S2-m5 Flashcards
The Data Life Cycle
Describes the sequential steps all business data must go through from creation, through its use, storage, and final disposal.
1. Definition
2. Capture
3. Preparation
4. Synthesis
5. Analytical and usage
6. Publication
7. Archival
8. Purging
Definition
defining what data a business needs and where to capture or retrieve such data
Capture/Creation
Obtain the data by creating internally or capturing data from where it has been created externally
Cleaning Data
- Remove unnecessary headings or subtotals
- Clean leading zeros and nonprintable characters
- Format negative numbers
- Identify and correct inconsistencies across data in general
- Address inconsistent data types
Preparation
to determine whether the data is complete, clean, encrypted, and user friendly
Embanking Completeness and Integrity of Data
any time data is moved it is possible that some of the required data could have been lost.
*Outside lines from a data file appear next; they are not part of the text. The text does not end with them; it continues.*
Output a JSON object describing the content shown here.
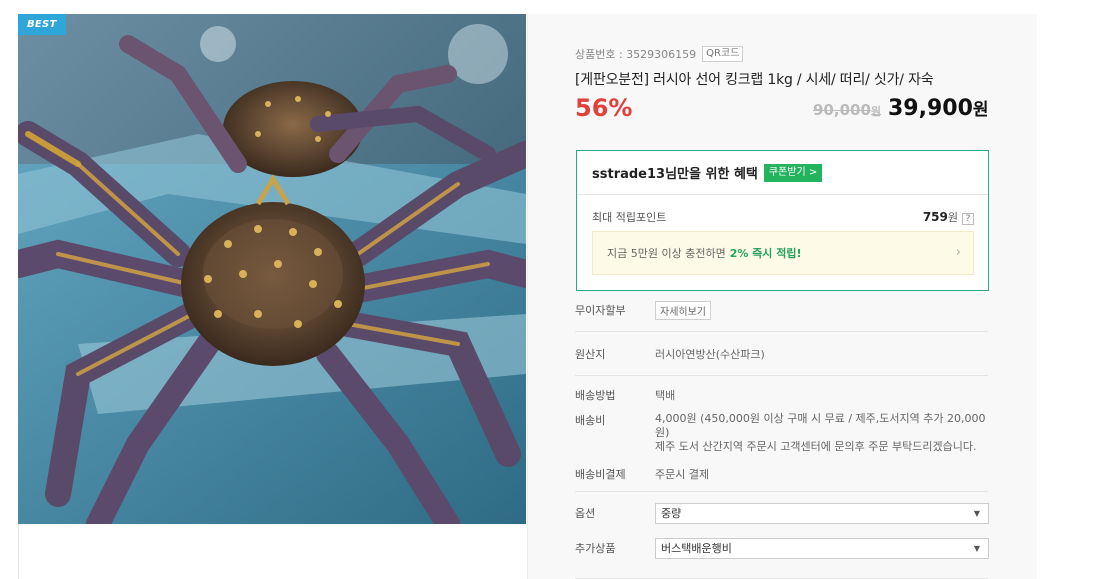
{
  "badge": {
    "label": "BEST",
    "color": "#2fa6d9"
  },
  "product": {
    "code_label": "상품번호 : 3529306159",
    "qr_label": "QR코드",
    "title": "[게판오분전] 러시아 선어 킹크랩 1kg / 시세/ 떠리/ 싯가/ 자숙",
    "discount": "56%",
    "original_price": "90,000",
    "original_unit": "원",
    "sale_price": "39,900",
    "sale_unit": "원",
    "image_icon": "king-crab-photo"
  },
  "benefit": {
    "heading": "sstrade13님만을 위한 혜택",
    "coupon_button": "쿠폰받기 >",
    "point_label": "최대 적립포인트",
    "point_value": "759",
    "point_unit": "원",
    "help_mark": "?",
    "charge_text": "지금 5만원 이상 충전하면",
    "charge_highlight": "2% 즉시 적립!",
    "chevron": "›",
    "border_color": "#2aaa8a",
    "accent_color": "#24b35f"
  },
  "details": {
    "installment_label": "무이자할부",
    "installment_button": "자세히보기",
    "origin_label": "원산지",
    "origin_value": "러시아연방산(수산파크)",
    "shipping_method_label": "배송방법",
    "shipping_method_value": "택배",
    "shipping_fee_label": "배송비",
    "shipping_fee_line1": "4,000원 (450,000원 이상 구매 시 무료 / 제주,도서지역 추가 20,000",
    "shipping_fee_line2": "원)",
    "shipping_fee_line3": "제주 도서 산간지역 주문시 고객센터에 문의후 주문 부탁드리겠습니다.",
    "payment_label": "배송비결제",
    "payment_value": "주문시 결제"
  },
  "options": {
    "option_label": "옵션",
    "option_value": "중량",
    "addon_label": "추가상품",
    "addon_value": "버스택배운행비",
    "arrow": "▼"
  }
}
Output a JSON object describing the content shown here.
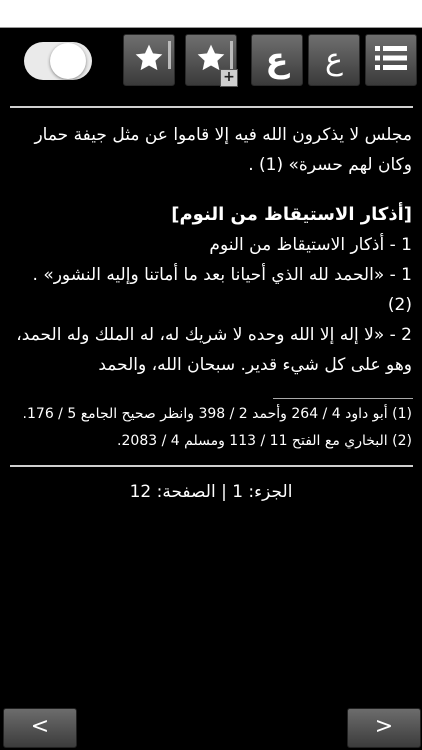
{
  "toolbar": {
    "toggle_on": true,
    "icons": [
      "star-icon",
      "star-add-icon",
      "ain-bold-icon",
      "ain-light-icon",
      "menu-icon"
    ],
    "ain_bold": "ع",
    "ain_light": "ع",
    "plus": "+"
  },
  "content": {
    "p1": "مجلس لا يذكرون الله فيه إلا قاموا عن مثل جيفة حمار وكان لهم حسرة» (1) .",
    "heading": "[أذكار الاستيقاظ من النوم]",
    "line1": "1 - أذكار الاستيقاظ من النوم",
    "line2": "1 - «الحمد لله الذي أحيانا بعد ما أماتنا وإليه النشور» . (2)",
    "line3": "2 - «لا إله إلا الله وحده لا شريك له، له الملك وله الحمد، وهو على كل شيء قدير. سبحان الله، والحمد",
    "footnotes": [
      "(1) أبو داود 4 / 264 وأحمد 2 / 398 وانظر صحيح الجامع 5 / 176.",
      "(2) البخاري مع الفتح 11 / 113 ومسلم 4 / 2083."
    ]
  },
  "page_info": "الجزء: 1 | الصفحة: 12",
  "nav": {
    "prev_label": "<",
    "next_label": ">"
  }
}
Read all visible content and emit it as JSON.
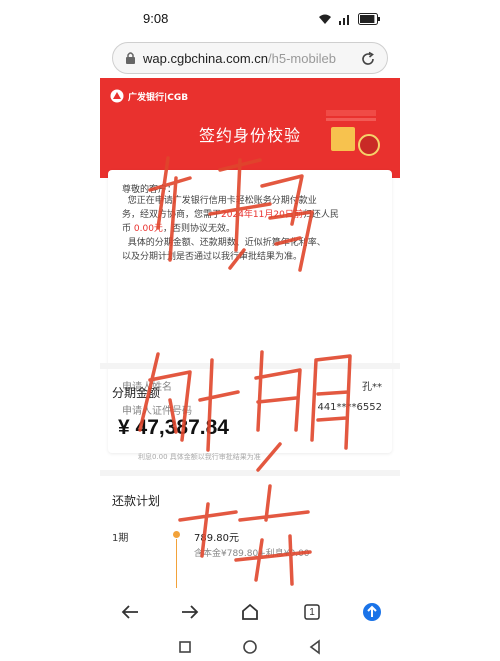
{
  "status_bar": {
    "time": "9:08",
    "battery_level": 0.9
  },
  "url_bar": {
    "host": "wap.cgbchina.com.cn",
    "path": "/h5-mobileb"
  },
  "header": {
    "brand": "广发银行|CGB",
    "title": "签约身份校验"
  },
  "notice": {
    "greeting": "尊敬的客户：",
    "line1": "您正在申请广发银行信用卡轻松账务分期付款业",
    "line2": "务，经双方协商，您需于",
    "deadline": "2024年11月20日前",
    "line3": "归还人民",
    "line4_prefix": "币",
    "fee": "0.00元",
    "line4_suffix": "，否则协议无效。",
    "line5": "具体的分期金额、还款期数、近似折算年化利率、",
    "line6": "以及分期计划是否通过以我行审批结果为准。"
  },
  "applicant": {
    "name_label": "申请人姓名",
    "name_value": "孔**",
    "id_label": "申请人证件号码",
    "id_value": "441****6552"
  },
  "installment": {
    "title": "分期金额",
    "amount": "¥ 47,387.84",
    "note": "利息0.00 具体金额以我行审批结果为准"
  },
  "plan": {
    "title": "还款计划",
    "period": "1期",
    "amount": "789.80元",
    "detail": "含本金¥789.80+利息¥0.00"
  },
  "toolbar": {
    "tab_count": "1"
  },
  "colors": {
    "brand_red": "#e9312e",
    "accent_blue": "#1a73e8",
    "ink_red": "#e0462c"
  },
  "icons": [
    "wifi-icon",
    "signal-icon",
    "battery-icon",
    "lock-icon",
    "reload-icon",
    "back-icon",
    "forward-icon",
    "home-icon",
    "tabs-icon",
    "menu-upload-icon",
    "nav-square-icon",
    "nav-circle-icon",
    "nav-back-icon"
  ]
}
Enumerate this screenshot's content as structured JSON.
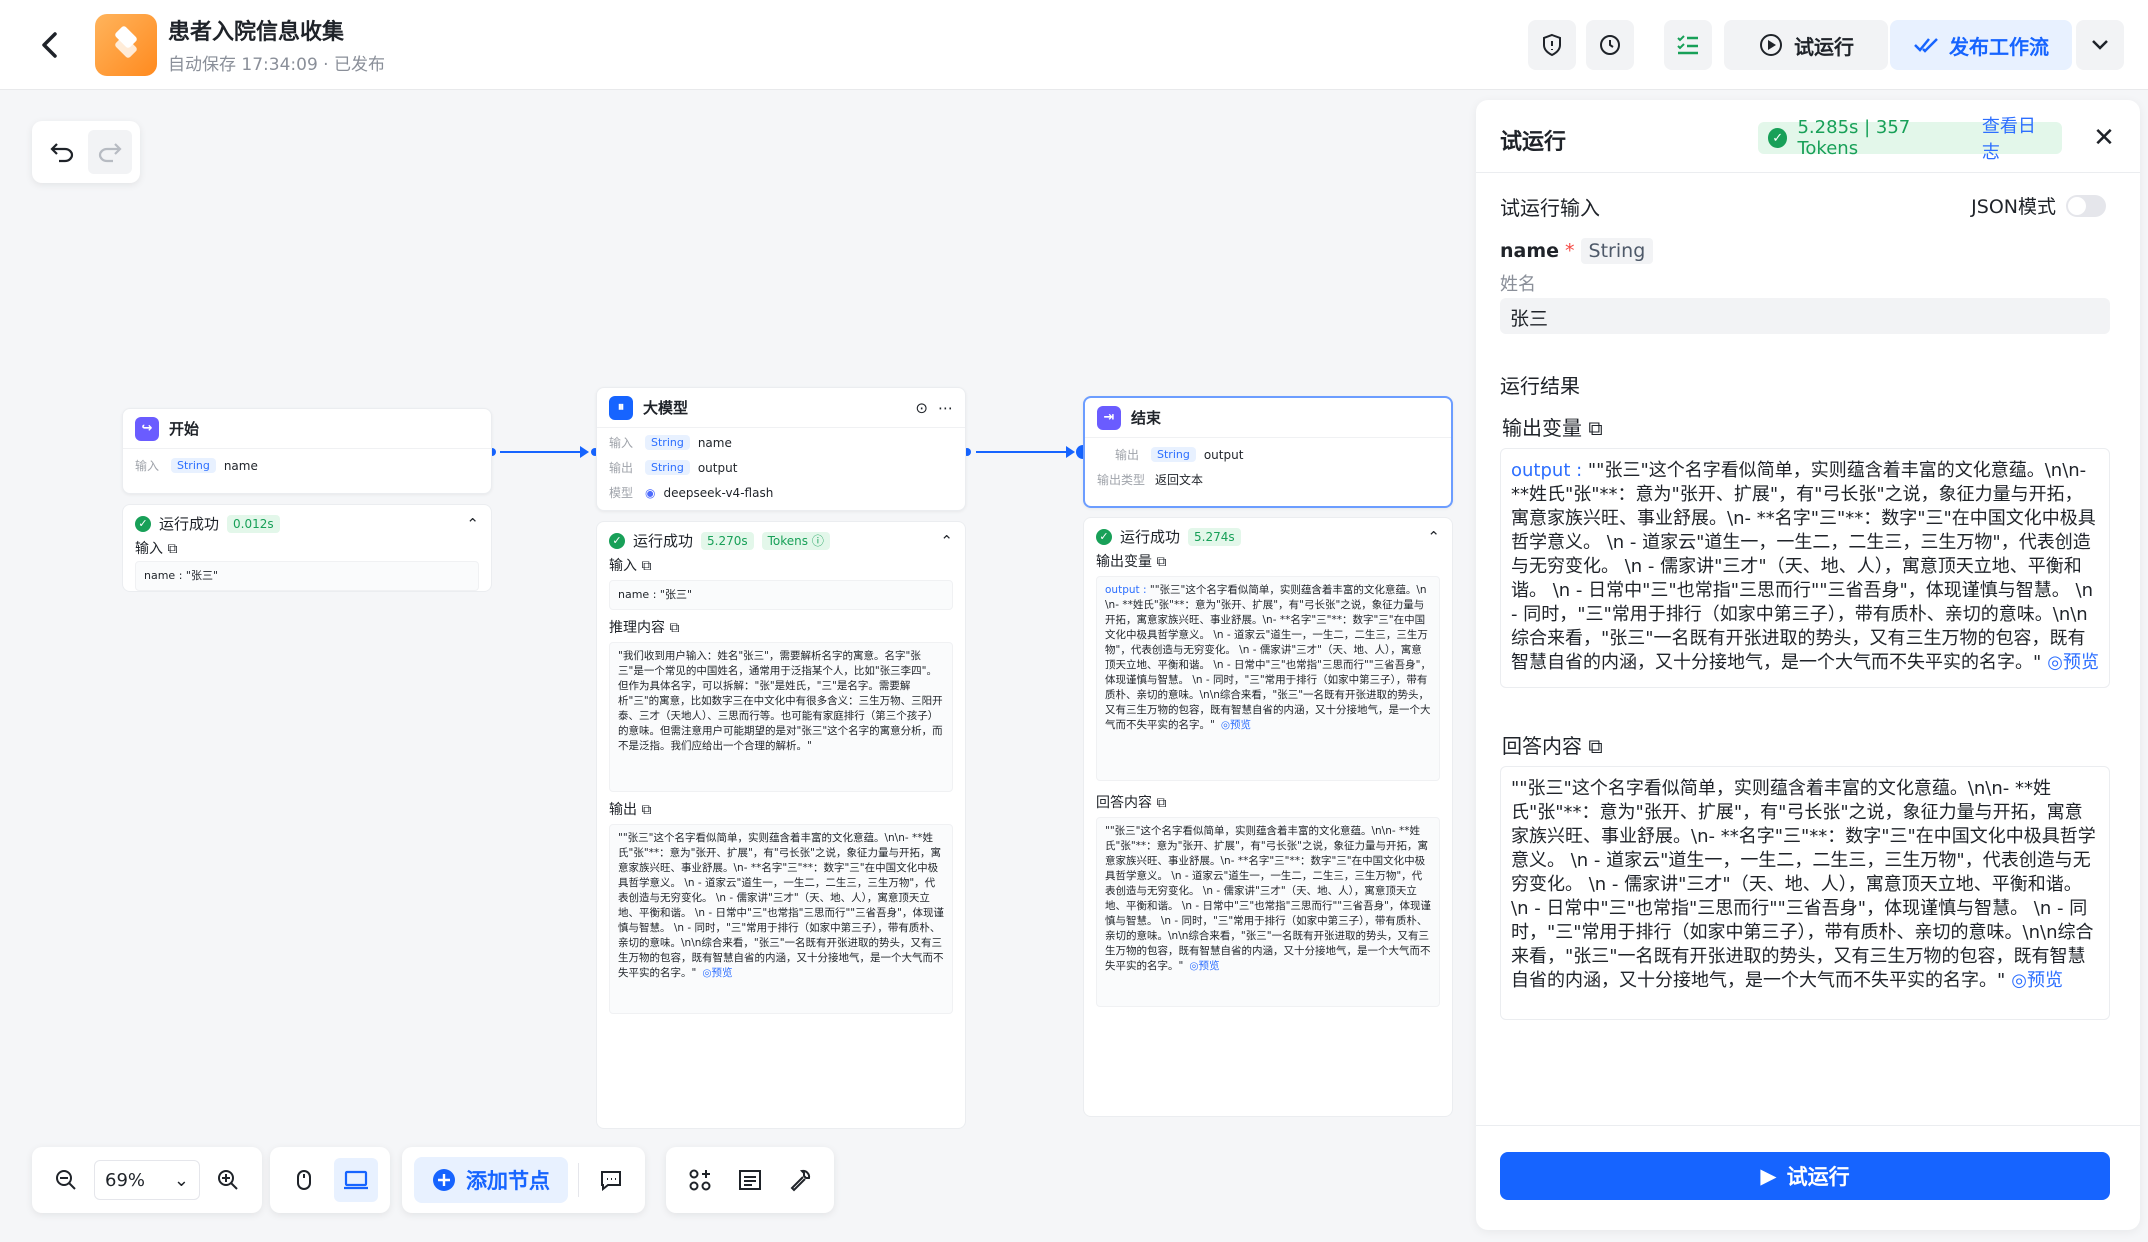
{
  "app": {
    "title": "患者入院信息收集",
    "status": "自动保存 17:34:09 · 已发布"
  },
  "header": {
    "trial_run": "试运行",
    "publish": "发布工作流"
  },
  "zoom": "69%",
  "add_node": "添加节点",
  "nodes": {
    "start": {
      "title": "开始",
      "in_label": "输入",
      "in_type": "String",
      "in_name": "name",
      "status": "运行成功",
      "duration": "0.012s",
      "sub_input": "输入",
      "input_text": "name : \"张三\""
    },
    "llm": {
      "title": "大模型",
      "in_label": "输入",
      "in_type": "String",
      "in_name": "name",
      "out_label": "输出",
      "out_type": "String",
      "out_name": "output",
      "model_label": "模型",
      "model": "deepseek-v4-flash",
      "status": "运行成功",
      "duration": "5.270s",
      "tokens": "Tokens ⓘ",
      "sub_input": "输入",
      "input_text": "name : \"张三\"",
      "sub_reason": "推理内容",
      "reason_text": "\"我们收到用户输入：姓名\"张三\"，需要解析名字的寓意。名字\"张三\"是一个常见的中国姓名，通常用于泛指某个人，比如\"张三李四\"。但作为具体名字，可以拆解：\"张\"是姓氏，\"三\"是名字。需要解析\"三\"的寓意，比如数字三在中文化中有很多含义：三生万物、三阳开泰、三才（天地人）、三思而行等。也可能有家庭排行（第三个孩子）的意味。但需注意用户可能期望的是对\"张三\"这个名字的寓意分析，而不是泛指。我们应给出一个合理的解析。\"",
      "sub_output": "输出",
      "output_text": "\"\"张三\"这个名字看似简单，实则蕴含着丰富的文化意蕴。\\n\\n- **姓氏\"张\"**：意为\"张开、扩展\"，有\"弓长张\"之说，象征力量与开拓，寓意家族兴旺、事业舒展。\\n- **名字\"三\"**：数字\"三\"在中国文化中极具哲学意义。 \\n - 道家云\"道生一，一生二，二生三，三生万物\"，代表创造与无穷变化。 \\n - 儒家讲\"三才\"（天、地、人），寓意顶天立地、平衡和谐。 \\n - 日常中\"三\"也常指\"三思而行\"\"三省吾身\"，体现谨慎与智慧。 \\n - 同时，\"三\"常用于排行（如家中第三子），带有质朴、亲切的意味。\\n\\n综合来看，\"张三\"一名既有开张进取的势头，又有三生万物的包容，既有智慧自省的内涵，又十分接地气，是一个大气而不失平实的名字。\"",
      "preview": "◎预览"
    },
    "end": {
      "title": "结束",
      "out_label": "输出",
      "out_type": "String",
      "out_name": "output",
      "type_label": "输出类型",
      "type_value": "返回文本",
      "status": "运行成功",
      "duration": "5.274s",
      "sub_out_var": "输出变量",
      "out_var_key": "output : ",
      "out_var_text": "\"\"张三\"这个名字看似简单，实则蕴含着丰富的文化意蕴。\\n\\n- **姓氏\"张\"**：意为\"张开、扩展\"，有\"弓长张\"之说，象征力量与开拓，寓意家族兴旺、事业舒展。\\n- **名字\"三\"**：数字\"三\"在中国文化中极具哲学意义。 \\n - 道家云\"道生一，一生二，二生三，三生万物\"，代表创造与无穷变化。 \\n - 儒家讲\"三才\"（天、地、人），寓意顶天立地、平衡和谐。 \\n - 日常中\"三\"也常指\"三思而行\"\"三省吾身\"，体现谨慎与智慧。 \\n - 同时，\"三\"常用于排行（如家中第三子），带有质朴、亲切的意味。\\n\\n综合来看，\"张三\"一名既有开张进取的势头，又有三生万物的包容，既有智慧自省的内涵，又十分接地气，是一个大气而不失平实的名字。\"",
      "sub_answer": "回答内容",
      "answer_text": "\"\"张三\"这个名字看似简单，实则蕴含着丰富的文化意蕴。\\n\\n- **姓氏\"张\"**：意为\"张开、扩展\"，有\"弓长张\"之说，象征力量与开拓，寓意家族兴旺、事业舒展。\\n- **名字\"三\"**：数字\"三\"在中国文化中极具哲学意义。 \\n - 道家云\"道生一，一生二，二生三，三生万物\"，代表创造与无穷变化。 \\n - 儒家讲\"三才\"（天、地、人），寓意顶天立地、平衡和谐。 \\n - 日常中\"三\"也常指\"三思而行\"\"三省吾身\"，体现谨慎与智慧。 \\n - 同时，\"三\"常用于排行（如家中第三子），带有质朴、亲切的意味。\\n\\n综合来看，\"张三\"一名既有开张进取的势头，又有三生万物的包容，既有智慧自省的内涵，又十分接地气，是一个大气而不失平实的名字。\"",
      "preview": "◎预览"
    }
  },
  "panel": {
    "title": "试运行",
    "badge": "5.285s | 357 Tokens",
    "log": "查看日志",
    "input_section": "试运行输入",
    "json_mode": "JSON模式",
    "field_name": "name",
    "field_required": "*",
    "field_type": "String",
    "field_desc": "姓名",
    "field_value": "张三",
    "result_section": "运行结果",
    "out_var_title": "输出变量",
    "out_key": "output : ",
    "out_text": "\"\"张三\"这个名字看似简单，实则蕴含着丰富的文化意蕴。\\n\\n- **姓氏\"张\"**：意为\"张开、扩展\"，有\"弓长张\"之说，象征力量与开拓，寓意家族兴旺、事业舒展。\\n- **名字\"三\"**：数字\"三\"在中国文化中极具哲学意义。 \\n - 道家云\"道生一，一生二，二生三，三生万物\"，代表创造与无穷变化。 \\n - 儒家讲\"三才\"（天、地、人），寓意顶天立地、平衡和谐。 \\n - 日常中\"三\"也常指\"三思而行\"\"三省吾身\"，体现谨慎与智慧。 \\n - 同时，\"三\"常用于排行（如家中第三子），带有质朴、亲切的意味。\\n\\n综合来看，\"张三\"一名既有开张进取的势头，又有三生万物的包容，既有智慧自省的内涵，又十分接地气，是一个大气而不失平实的名字。\"",
    "answer_title": "回答内容",
    "answer_text": "\"\"张三\"这个名字看似简单，实则蕴含着丰富的文化意蕴。\\n\\n- **姓氏\"张\"**：意为\"张开、扩展\"，有\"弓长张\"之说，象征力量与开拓，寓意家族兴旺、事业舒展。\\n- **名字\"三\"**：数字\"三\"在中国文化中极具哲学意义。 \\n - 道家云\"道生一，一生二，二生三，三生万物\"，代表创造与无穷变化。 \\n - 儒家讲\"三才\"（天、地、人），寓意顶天立地、平衡和谐。 \\n - 日常中\"三\"也常指\"三思而行\"\"三省吾身\"，体现谨慎与智慧。 \\n - 同时，\"三\"常用于排行（如家中第三子），带有质朴、亲切的意味。\\n\\n综合来看，\"张三\"一名既有开张进取的势头，又有三生万物的包容，既有智慧自省的内涵，又十分接地气，是一个大气而不失平实的名字。\"",
    "preview": "◎预览",
    "run_button": "试运行"
  },
  "colors": {
    "accent": "#1664ff",
    "success": "#18a058",
    "brand_orange": "#ff8a1f"
  }
}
To validate the captured data:
1. Compare number of records that you intend to capture to the number of records in the source database
2. Compare descriptive statistics for numeric fields
3. Validate that field formats are consistent
4. Compare character limits for the attributes in the source file
Data integration
when data is sourced externally, it is critical to design the data architecture to ensure that the data pipeline is integrated with the target location/database
Data Encryption
The sensitivity of data and the consideration if integrity would generally require encryptions both in data transit and data storage
Synthesis
a bridge between preparation and usage. once you have determined how you intend to use the captured data, you can create calculated fields to prepare that data for quicker usage and analysis
Analytics and Usage
focuses on the data being useful to the internal company-not being shared with external users
Publication
sending monthly statements to clients, publishing financial statements, and sending quotes to customers
Archival
data sets are moved from active systems to passive systems for archiving to free up storage resources for the active systems
Purging
the end of the life cycle occurs when the data is completely removed from the company’s storage system
Extract, Transform, and Load
When data already exists, whether that data is internal or external, the data must be extracted from its original source, transformed into useful information, and loaded into the tool you choose to use for analysis
Active Data Collection
when you directly ask your users for data. This can occur from survey or interview results as well as forms gathering personal information as users emails, phone #